Yes, the numbers are generated internally so they should be well-formed. I think I understand your second suggestion but I'll have to look at your code and my code further.

(03-27-2016 05:15 PM)Dieter Wrote:  The second solution simply increases mm by a tiny amount which is close to one ULP of the input. For 52-bit binary arithmetics you may try 2^–40 or 1E–12.

I will have to check. The computer I'm using does not use IEEE binary, it uses a proprietary hexadecimal format and I don't remember how many bits of precision are carried in the mantissa. I'll get back to you on that.
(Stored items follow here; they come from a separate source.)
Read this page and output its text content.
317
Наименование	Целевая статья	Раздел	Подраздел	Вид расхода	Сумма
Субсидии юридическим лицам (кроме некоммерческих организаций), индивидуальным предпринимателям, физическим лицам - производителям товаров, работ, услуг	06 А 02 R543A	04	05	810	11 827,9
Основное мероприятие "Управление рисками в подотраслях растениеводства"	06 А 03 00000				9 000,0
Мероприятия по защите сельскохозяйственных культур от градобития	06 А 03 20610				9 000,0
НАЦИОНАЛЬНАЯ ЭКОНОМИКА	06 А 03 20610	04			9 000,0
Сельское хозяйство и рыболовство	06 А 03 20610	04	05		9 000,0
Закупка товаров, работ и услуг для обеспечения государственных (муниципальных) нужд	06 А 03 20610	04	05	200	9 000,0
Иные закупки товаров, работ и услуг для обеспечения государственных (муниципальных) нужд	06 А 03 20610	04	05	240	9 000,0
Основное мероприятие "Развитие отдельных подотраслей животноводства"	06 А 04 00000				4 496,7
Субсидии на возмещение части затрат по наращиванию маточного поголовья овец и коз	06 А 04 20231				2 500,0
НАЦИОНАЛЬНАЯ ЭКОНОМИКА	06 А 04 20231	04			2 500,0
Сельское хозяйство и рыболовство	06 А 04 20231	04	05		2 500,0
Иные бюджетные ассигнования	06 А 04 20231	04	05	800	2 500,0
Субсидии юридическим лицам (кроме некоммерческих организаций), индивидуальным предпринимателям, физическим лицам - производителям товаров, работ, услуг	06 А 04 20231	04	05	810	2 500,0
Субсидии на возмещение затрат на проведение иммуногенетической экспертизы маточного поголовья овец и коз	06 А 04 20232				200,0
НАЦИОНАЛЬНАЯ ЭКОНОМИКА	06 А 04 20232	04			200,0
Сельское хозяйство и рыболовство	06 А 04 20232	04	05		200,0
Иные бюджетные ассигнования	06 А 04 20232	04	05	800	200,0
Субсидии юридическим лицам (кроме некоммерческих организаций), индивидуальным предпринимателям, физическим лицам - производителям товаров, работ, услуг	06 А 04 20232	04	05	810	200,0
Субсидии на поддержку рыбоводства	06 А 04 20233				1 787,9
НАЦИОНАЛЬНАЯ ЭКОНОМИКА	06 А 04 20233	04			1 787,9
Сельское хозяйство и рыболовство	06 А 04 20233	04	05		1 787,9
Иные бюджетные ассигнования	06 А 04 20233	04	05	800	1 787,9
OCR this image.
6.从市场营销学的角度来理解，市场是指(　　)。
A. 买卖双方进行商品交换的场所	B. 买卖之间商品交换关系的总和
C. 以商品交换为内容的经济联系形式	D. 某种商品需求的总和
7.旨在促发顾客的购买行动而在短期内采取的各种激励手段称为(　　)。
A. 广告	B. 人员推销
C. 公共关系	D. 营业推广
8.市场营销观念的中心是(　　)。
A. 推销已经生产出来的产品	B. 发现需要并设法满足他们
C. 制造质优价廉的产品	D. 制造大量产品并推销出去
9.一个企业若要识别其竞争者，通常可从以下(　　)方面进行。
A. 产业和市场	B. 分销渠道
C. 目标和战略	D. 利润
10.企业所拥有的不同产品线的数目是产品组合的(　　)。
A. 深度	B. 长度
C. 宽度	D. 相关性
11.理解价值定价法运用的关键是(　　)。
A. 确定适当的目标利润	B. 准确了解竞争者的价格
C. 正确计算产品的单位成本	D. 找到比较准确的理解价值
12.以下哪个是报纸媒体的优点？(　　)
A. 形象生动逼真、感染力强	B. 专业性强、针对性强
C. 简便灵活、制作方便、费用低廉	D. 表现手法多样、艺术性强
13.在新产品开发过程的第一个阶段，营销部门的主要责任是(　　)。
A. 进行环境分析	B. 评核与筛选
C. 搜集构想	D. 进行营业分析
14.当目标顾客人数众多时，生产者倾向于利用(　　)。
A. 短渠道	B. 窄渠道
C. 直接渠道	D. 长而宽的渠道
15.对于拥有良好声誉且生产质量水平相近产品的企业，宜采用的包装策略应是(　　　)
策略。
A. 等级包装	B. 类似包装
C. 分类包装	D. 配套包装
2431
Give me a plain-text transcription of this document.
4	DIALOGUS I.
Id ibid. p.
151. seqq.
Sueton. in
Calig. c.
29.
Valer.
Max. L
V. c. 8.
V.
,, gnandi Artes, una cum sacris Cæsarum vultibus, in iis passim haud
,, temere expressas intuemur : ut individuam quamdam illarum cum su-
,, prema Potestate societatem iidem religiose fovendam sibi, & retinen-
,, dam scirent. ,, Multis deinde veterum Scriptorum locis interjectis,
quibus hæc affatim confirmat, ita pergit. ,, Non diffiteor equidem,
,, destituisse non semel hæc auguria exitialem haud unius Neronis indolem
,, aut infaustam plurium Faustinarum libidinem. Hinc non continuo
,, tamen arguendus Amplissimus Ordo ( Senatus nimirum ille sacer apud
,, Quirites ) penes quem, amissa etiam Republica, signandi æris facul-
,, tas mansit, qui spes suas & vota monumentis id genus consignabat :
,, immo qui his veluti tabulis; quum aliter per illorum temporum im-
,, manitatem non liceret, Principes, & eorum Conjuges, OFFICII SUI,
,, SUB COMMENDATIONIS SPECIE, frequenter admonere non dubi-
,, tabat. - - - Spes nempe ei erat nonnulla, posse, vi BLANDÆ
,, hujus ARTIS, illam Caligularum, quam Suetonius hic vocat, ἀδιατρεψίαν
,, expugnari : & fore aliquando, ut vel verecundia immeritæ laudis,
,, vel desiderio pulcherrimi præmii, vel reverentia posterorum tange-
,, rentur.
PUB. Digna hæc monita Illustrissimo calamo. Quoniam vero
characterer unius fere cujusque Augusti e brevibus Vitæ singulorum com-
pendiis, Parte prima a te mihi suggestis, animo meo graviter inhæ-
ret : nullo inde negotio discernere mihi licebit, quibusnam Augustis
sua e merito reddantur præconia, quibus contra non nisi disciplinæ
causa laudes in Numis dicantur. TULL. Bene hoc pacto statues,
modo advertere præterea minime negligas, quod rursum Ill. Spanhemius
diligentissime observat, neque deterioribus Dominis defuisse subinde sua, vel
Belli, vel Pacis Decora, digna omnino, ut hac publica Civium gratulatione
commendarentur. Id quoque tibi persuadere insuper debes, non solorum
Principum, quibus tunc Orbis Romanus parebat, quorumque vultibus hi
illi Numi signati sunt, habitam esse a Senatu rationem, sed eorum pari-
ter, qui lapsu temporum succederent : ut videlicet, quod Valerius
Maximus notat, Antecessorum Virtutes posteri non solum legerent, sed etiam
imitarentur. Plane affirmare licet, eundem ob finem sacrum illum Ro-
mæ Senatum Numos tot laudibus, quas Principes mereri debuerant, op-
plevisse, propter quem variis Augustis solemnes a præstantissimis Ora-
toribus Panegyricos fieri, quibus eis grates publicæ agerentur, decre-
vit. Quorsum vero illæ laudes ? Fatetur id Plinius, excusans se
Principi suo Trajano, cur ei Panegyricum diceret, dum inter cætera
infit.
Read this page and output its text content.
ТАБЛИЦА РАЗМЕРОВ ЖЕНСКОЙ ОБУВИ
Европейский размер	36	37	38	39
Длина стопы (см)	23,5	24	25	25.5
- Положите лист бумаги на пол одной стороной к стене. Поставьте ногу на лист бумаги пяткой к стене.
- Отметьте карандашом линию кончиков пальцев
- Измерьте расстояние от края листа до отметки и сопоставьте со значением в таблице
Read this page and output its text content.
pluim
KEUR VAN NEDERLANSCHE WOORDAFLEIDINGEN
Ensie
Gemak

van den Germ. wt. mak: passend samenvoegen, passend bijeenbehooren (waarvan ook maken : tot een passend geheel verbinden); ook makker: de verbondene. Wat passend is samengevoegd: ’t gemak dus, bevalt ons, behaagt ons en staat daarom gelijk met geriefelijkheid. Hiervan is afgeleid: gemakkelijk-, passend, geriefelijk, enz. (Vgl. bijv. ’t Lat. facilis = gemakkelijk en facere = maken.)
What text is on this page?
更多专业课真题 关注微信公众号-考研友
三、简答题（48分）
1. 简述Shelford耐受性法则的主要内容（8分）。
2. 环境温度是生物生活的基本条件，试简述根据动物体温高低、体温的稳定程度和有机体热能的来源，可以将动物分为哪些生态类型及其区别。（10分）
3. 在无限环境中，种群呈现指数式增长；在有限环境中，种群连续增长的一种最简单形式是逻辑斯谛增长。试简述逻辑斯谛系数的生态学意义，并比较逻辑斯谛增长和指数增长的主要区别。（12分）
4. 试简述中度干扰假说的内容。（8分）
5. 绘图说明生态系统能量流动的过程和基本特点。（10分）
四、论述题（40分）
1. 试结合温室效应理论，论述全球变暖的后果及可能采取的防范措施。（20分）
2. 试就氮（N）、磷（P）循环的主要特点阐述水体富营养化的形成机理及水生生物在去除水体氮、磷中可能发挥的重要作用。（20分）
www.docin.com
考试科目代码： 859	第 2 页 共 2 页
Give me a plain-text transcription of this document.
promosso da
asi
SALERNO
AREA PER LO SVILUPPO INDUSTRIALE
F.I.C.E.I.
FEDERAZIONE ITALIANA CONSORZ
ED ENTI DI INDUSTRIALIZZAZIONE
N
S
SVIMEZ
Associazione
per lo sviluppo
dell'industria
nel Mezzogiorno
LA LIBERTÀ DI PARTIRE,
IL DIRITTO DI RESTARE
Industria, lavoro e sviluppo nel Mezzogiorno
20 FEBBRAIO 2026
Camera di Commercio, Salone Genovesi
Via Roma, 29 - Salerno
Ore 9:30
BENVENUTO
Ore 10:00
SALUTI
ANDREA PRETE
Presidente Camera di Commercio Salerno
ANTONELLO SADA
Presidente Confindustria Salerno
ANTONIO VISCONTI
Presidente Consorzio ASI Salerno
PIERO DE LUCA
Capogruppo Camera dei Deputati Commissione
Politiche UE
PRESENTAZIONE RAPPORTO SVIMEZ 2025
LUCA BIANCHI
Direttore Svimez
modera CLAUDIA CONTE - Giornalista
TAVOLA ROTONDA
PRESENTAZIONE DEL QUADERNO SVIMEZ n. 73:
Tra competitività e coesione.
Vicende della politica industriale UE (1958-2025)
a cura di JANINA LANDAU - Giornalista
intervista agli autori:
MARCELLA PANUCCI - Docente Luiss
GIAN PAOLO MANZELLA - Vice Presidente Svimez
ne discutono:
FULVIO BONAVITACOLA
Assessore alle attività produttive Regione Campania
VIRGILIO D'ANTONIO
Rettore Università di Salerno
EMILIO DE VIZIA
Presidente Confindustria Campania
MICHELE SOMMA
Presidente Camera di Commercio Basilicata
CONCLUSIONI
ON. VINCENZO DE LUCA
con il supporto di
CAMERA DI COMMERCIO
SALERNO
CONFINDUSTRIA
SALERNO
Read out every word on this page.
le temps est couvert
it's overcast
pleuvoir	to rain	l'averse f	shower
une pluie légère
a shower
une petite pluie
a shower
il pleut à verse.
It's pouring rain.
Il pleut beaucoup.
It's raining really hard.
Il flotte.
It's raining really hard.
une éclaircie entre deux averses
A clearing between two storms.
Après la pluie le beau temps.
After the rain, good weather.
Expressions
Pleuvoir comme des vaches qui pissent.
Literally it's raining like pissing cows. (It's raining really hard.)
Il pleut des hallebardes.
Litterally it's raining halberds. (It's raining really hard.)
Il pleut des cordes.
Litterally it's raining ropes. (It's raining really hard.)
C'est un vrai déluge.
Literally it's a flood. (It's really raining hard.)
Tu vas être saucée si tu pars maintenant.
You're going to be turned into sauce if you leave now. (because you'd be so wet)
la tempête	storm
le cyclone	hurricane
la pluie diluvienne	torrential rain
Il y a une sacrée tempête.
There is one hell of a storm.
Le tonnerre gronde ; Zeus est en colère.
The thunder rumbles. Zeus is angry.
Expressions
How do you choose a correction value close to one ULP? You said for 52 bit binary we should use 2^-40 or 1E-12. What is the connection between these values and the bit precision?

(03-27-2016 05:15 PM)Dieter Wrote:  A third solution would simply round the argument (i.e. dms) to the max. possible number of decimals. For instance, if dms=30.3000 and you're working with 15 digit precision, the 0.3000 part cannot have more than 13 digits following the decimal point (15 minus two for the integer part). So the fractional part cannot have 15 digits like 0.29999 99999 99997 (which causes the roundoff problem), but it has to be 0.30000 00000 000. In the final code this rounding procedure would replace the line with the "tiny" variable in the second solution:

Code:


mmss = 100 * Round(dms - dd, 13)

Maybe this is the preferred solution.

I don't have a rounding function and I don't understand how to write one. Is this solution still possible? Is it possible to write a general purpose rounding function? All I have is trig functions, integer (which does not simply take the integer portion and store in the 8 byte floating point value but rather it demotes the 8 byte floating point integer value to a 4 byte integer type.

(03-27-2016 05:15 PM)Dieter Wrote:  BTW, your result table seems to be wrong. For instance, for dms(71.0030) the expected value is 71 + 30/3600 = 71.00833333... and not 71.00830. This is also true for several other results.

Thanks, that will teach me to rely on test data from the web. I should have checked this with an HP calculator...

Thank you very much.